Starting from cycle day 9, ultrasound scans were repeated daily to monitor follicle growth (number and mean diameter). Ultrasound examination was done by the same doctor to avoid interobserver variability and he was blinded to the treatment groups. When the optimal follicle size was reached (i.e. mean follicular diameter ≥ 18 mm), HCG 10,000 IU (Epifasi, EPICO, Egypt) was given intramuscular to trigger ovulation. No HCG was given and protected sexual intercourse was advised, if there were ≥ 3 follicles with a diameter ≥16mm to avoid the risk of ovarian hyperstimulation syndrome and multiple gestations. Intrauterine insemination was performed 36 - 40 hours after HCG injection using soft tip catheter.

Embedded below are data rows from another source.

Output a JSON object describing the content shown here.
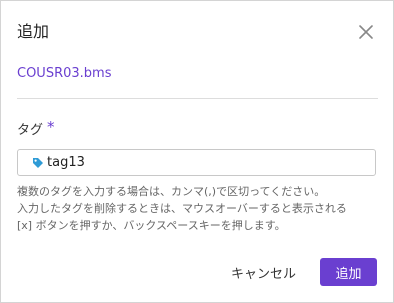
{
  "dialog": {
    "title": "追加",
    "close_icon": "close-icon",
    "file_name": "COUSR03.bms"
  },
  "tag_field": {
    "label": "タグ",
    "required_mark": "*",
    "tag_icon": "tag-icon",
    "tags": [
      "tag13"
    ],
    "help_lines": [
      "複数のタグを入力する場合は、カンマ(,)で区切ってください。",
      "入力したタグを削除するときは、マウスオーバーすると表示される",
      "[x] ボタンを押すか、バックスペースキーを押します。"
    ]
  },
  "actions": {
    "cancel_label": "キャンセル",
    "submit_label": "追加"
  },
  "colors": {
    "accent": "#6a3fd0",
    "tag_icon": "#2f9bd6"
  }
}
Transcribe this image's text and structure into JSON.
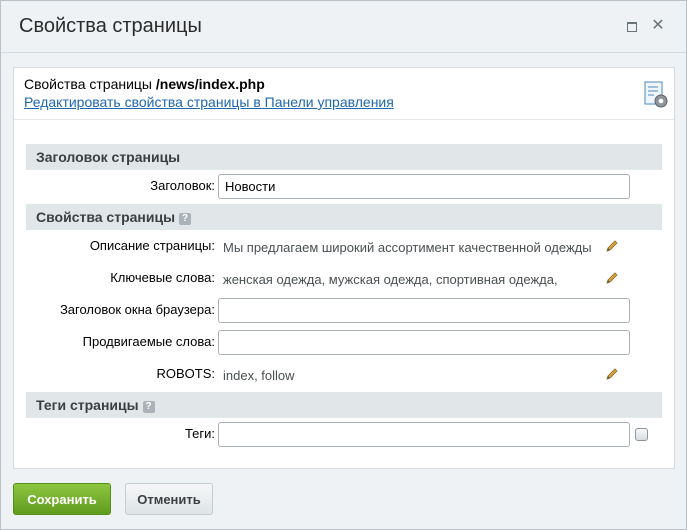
{
  "window": {
    "title": "Свойства страницы"
  },
  "header": {
    "prefix": "Свойства страницы",
    "path": "/news/index.php",
    "link": "Редактировать свойства страницы в Панели управления"
  },
  "sections": {
    "page_title": "Заголовок страницы",
    "page_props": "Свойства страницы",
    "page_tags": "Теги страницы"
  },
  "fields": {
    "title_label": "Заголовок:",
    "title_value": "Новости",
    "description_label": "Описание страницы:",
    "description_value": "Мы предлагаем широкий ассортимент качественной одежды",
    "keywords_label": "Ключевые слова:",
    "keywords_value": "женская одежда, мужская одежда, спортивная одежда,",
    "browser_title_label": "Заголовок окна браузера:",
    "browser_title_value": "",
    "promoted_words_label": "Продвигаемые слова:",
    "promoted_words_value": "",
    "robots_label": "ROBOTS:",
    "robots_value": "index, follow",
    "tags_label": "Теги:",
    "tags_value": ""
  },
  "help_glyph": "?",
  "buttons": {
    "save": "Сохранить",
    "cancel": "Отменить"
  },
  "icons": {
    "maximize": "maximize-icon",
    "close": "close-icon",
    "pencil": "pencil-icon",
    "settings": "page-settings-icon"
  }
}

Serum E2 and the endometrial thickness were measured on the day of HCG administration. The endometrial thickness was measured in a sagittal plane in the fundus of the uterus (point of maximal thickness) from the echogenic interface at the junction of the endometrium and myometrium Ovulation was confirmed when midluteal (day 21of the cycle) serum progesterone was ≥ 5 ng/mL. Serum β-hCG was determined 2 weeks after HCG injection for diagnosis of biochemical pregnancy. Sonographic evidence of an intrauterine gestational sac at 6 weeks gestation was considered an evident of a clinical pregnancy.

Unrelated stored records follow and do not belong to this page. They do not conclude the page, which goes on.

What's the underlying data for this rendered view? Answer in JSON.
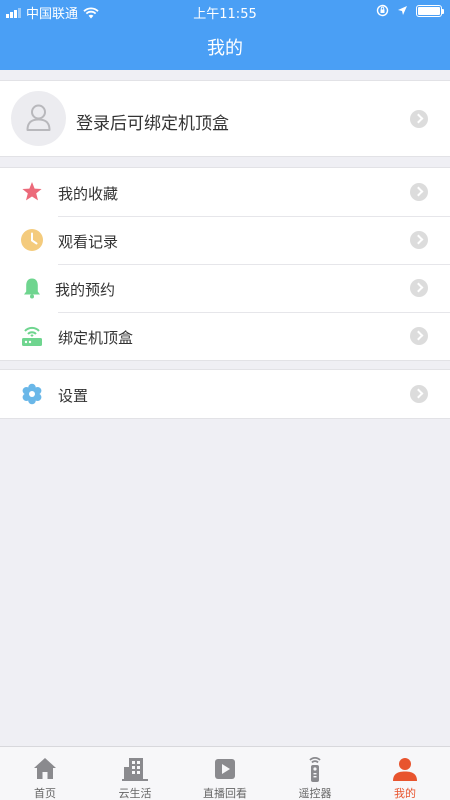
{
  "status_bar": {
    "carrier": "中国联通",
    "time": "上午11:55"
  },
  "nav": {
    "title": "我的"
  },
  "login": {
    "prompt": "登录后可绑定机顶盒"
  },
  "menu": [
    {
      "label": "我的收藏",
      "icon": "star-icon",
      "color": "#ec6a7a"
    },
    {
      "label": "观看记录",
      "icon": "clock-icon",
      "color": "#f4cb7d"
    },
    {
      "label": "我的预约",
      "icon": "bell-icon",
      "color": "#6fd58f"
    },
    {
      "label": "绑定机顶盒",
      "icon": "router-icon",
      "color": "#6fd58f"
    }
  ],
  "settings": {
    "label": "设置",
    "icon": "gear-icon",
    "color": "#6ab7e8"
  },
  "tabs": [
    {
      "label": "首页",
      "icon": "home-icon"
    },
    {
      "label": "云生活",
      "icon": "building-icon"
    },
    {
      "label": "直播回看",
      "icon": "play-icon"
    },
    {
      "label": "遥控器",
      "icon": "remote-icon"
    },
    {
      "label": "我的",
      "icon": "user-icon",
      "active": true
    }
  ],
  "colors": {
    "header": "#4a9ff5",
    "active_tab": "#e8542e",
    "tab_inactive": "#666666",
    "background": "#efeff4"
  }
}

Treatment continued for up to six months. Patients were counseled for further lines of treatment if there was no ovulation as confirmed by midluteal serum progesterone level less than 5 ng /ml within 3 months.

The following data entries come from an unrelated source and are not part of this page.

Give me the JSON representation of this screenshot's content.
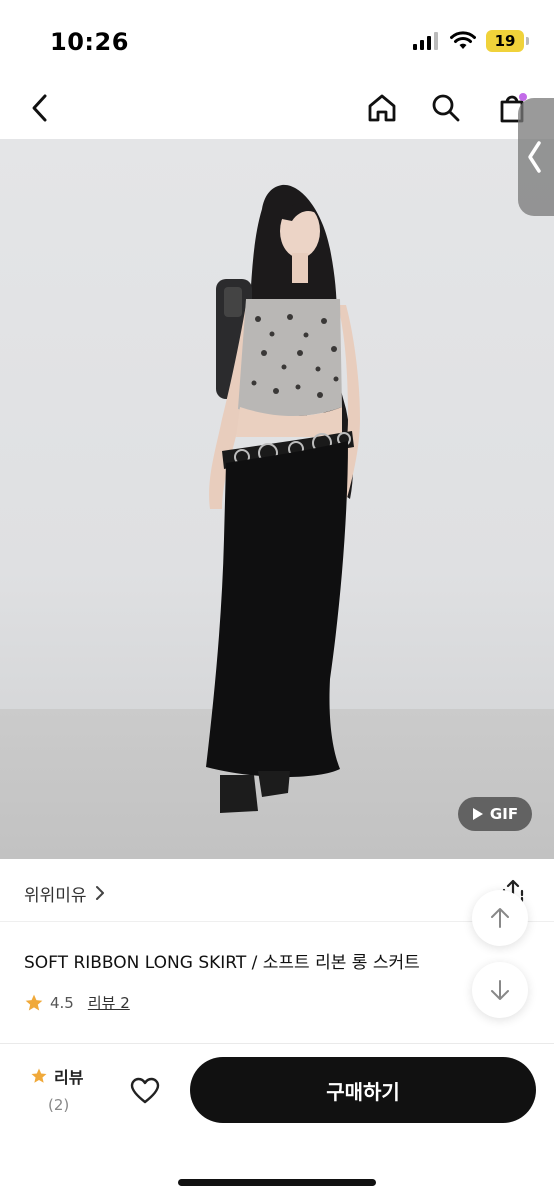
{
  "status_bar": {
    "time": "10:26",
    "battery": "19"
  },
  "nav": {
    "back_icon": "chevron-left-icon",
    "home_icon": "home-icon",
    "search_icon": "search-icon",
    "cart_icon": "shopping-bag-icon"
  },
  "hero": {
    "gif_badge": "GIF"
  },
  "product": {
    "brand": "위위미유",
    "brand_chevron": ">",
    "title": "SOFT RIBBON LONG SKIRT / 소프트 리본 롱 스커트",
    "rating": "4.5",
    "review_link": "리뷰 2"
  },
  "bottom_bar": {
    "review_label": "리뷰",
    "review_count": "(2)",
    "buy_label": "구매하기"
  },
  "colors": {
    "star": "#f0a93a",
    "buy_button": "#111111",
    "battery": "#f0d23a"
  }
}
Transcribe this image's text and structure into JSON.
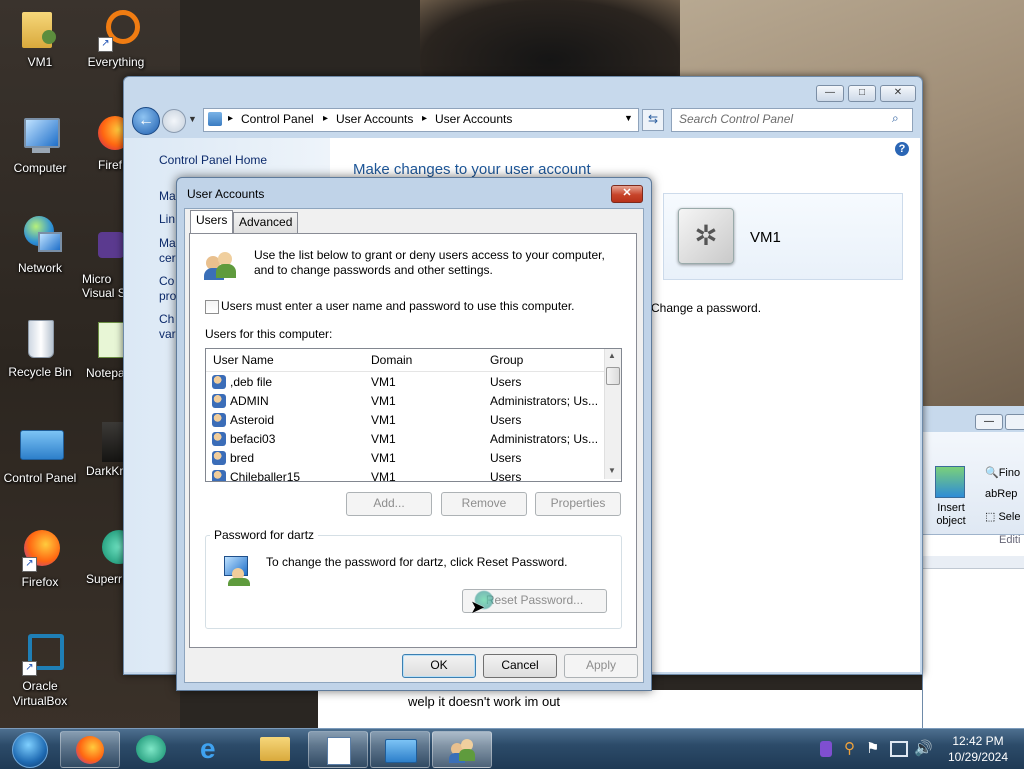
{
  "desktop": {
    "icons": [
      {
        "label": "VM1"
      },
      {
        "label": "Everything"
      },
      {
        "label": "Computer"
      },
      {
        "label": "Firef"
      },
      {
        "label": "Network"
      },
      {
        "label": "Micro Visual S"
      },
      {
        "label": "Recycle Bin"
      },
      {
        "label": "Notepa"
      },
      {
        "label": "Control Panel"
      },
      {
        "label": "DarkKr"
      },
      {
        "label": "Firefox"
      },
      {
        "label": "Superr"
      },
      {
        "label": "Oracle VirtualBox"
      }
    ],
    "caption": "welp it doesn't work im out"
  },
  "control_panel": {
    "breadcrumb": [
      "Control Panel",
      "User Accounts",
      "User Accounts"
    ],
    "search_placeholder": "Search Control Panel",
    "home_link": "Control Panel Home",
    "left_links": [
      "Ma",
      "Lin",
      "Ma cer",
      "Co pro",
      "Ch var"
    ],
    "heading": "Make changes to your user account",
    "account_name": "VM1",
    "change_password": "Change a password."
  },
  "word_window": {
    "insert_object": "Insert object",
    "find": "Fino",
    "replace": "Rep",
    "select": "Sele",
    "editing": "Editi"
  },
  "dialog": {
    "title": "User Accounts",
    "tabs": [
      "Users",
      "Advanced"
    ],
    "intro": "Use the list below to grant or deny users access to your computer, and to change passwords and other settings.",
    "checkbox_label": "Users must enter a user name and password to use this computer.",
    "checkbox_checked": false,
    "users_label": "Users for this computer:",
    "columns": [
      "User Name",
      "Domain",
      "Group"
    ],
    "users": [
      {
        "name": ",deb file",
        "domain": "VM1",
        "group": "Users"
      },
      {
        "name": "ADMIN",
        "domain": "VM1",
        "group": "Administrators; Us..."
      },
      {
        "name": "Asteroid",
        "domain": "VM1",
        "group": "Users"
      },
      {
        "name": "befaci03",
        "domain": "VM1",
        "group": "Administrators; Us..."
      },
      {
        "name": "bred",
        "domain": "VM1",
        "group": "Users"
      },
      {
        "name": "Chileballer15",
        "domain": "VM1",
        "group": "Users"
      }
    ],
    "buttons": {
      "add": "Add...",
      "remove": "Remove",
      "properties": "Properties"
    },
    "password_group_title": "Password for dartz",
    "password_text": "To change the password for dartz, click Reset Password.",
    "reset_password": "Reset Password...",
    "ok": "OK",
    "cancel": "Cancel",
    "apply": "Apply"
  },
  "taskbar": {
    "time": "12:42 PM",
    "date": "10/29/2024"
  },
  "colors": {
    "link_blue": "#1e3f8f",
    "heading_blue": "#1e5799",
    "taskbar": "#2c4b69"
  }
}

The primary outcome was the ovulation rate in each group. Secondary outcomes were the endometrial thickness and serum estradiol (pg/ml), on the day of the hCG injection, midluteal serum progesterone (ng/ml) and the rates of clinical pregnancy and first trimester spontaneous abortion. The ovulation rate was calculated as the percentage of ovulatory cycles per total observed cycles. The cumulative pregnancy rate was defined as the number of pregnant patients to the total number of patients. The abortion rate was defined as the percentage of miscarriage during the first 12 weeks of gestation per total pregnancies, while the biochemical miscarriage was considered if pregnancy loss occurred in any confirmed biochemical pregnancy without ultrasound evidence of intrauterine pregnancy.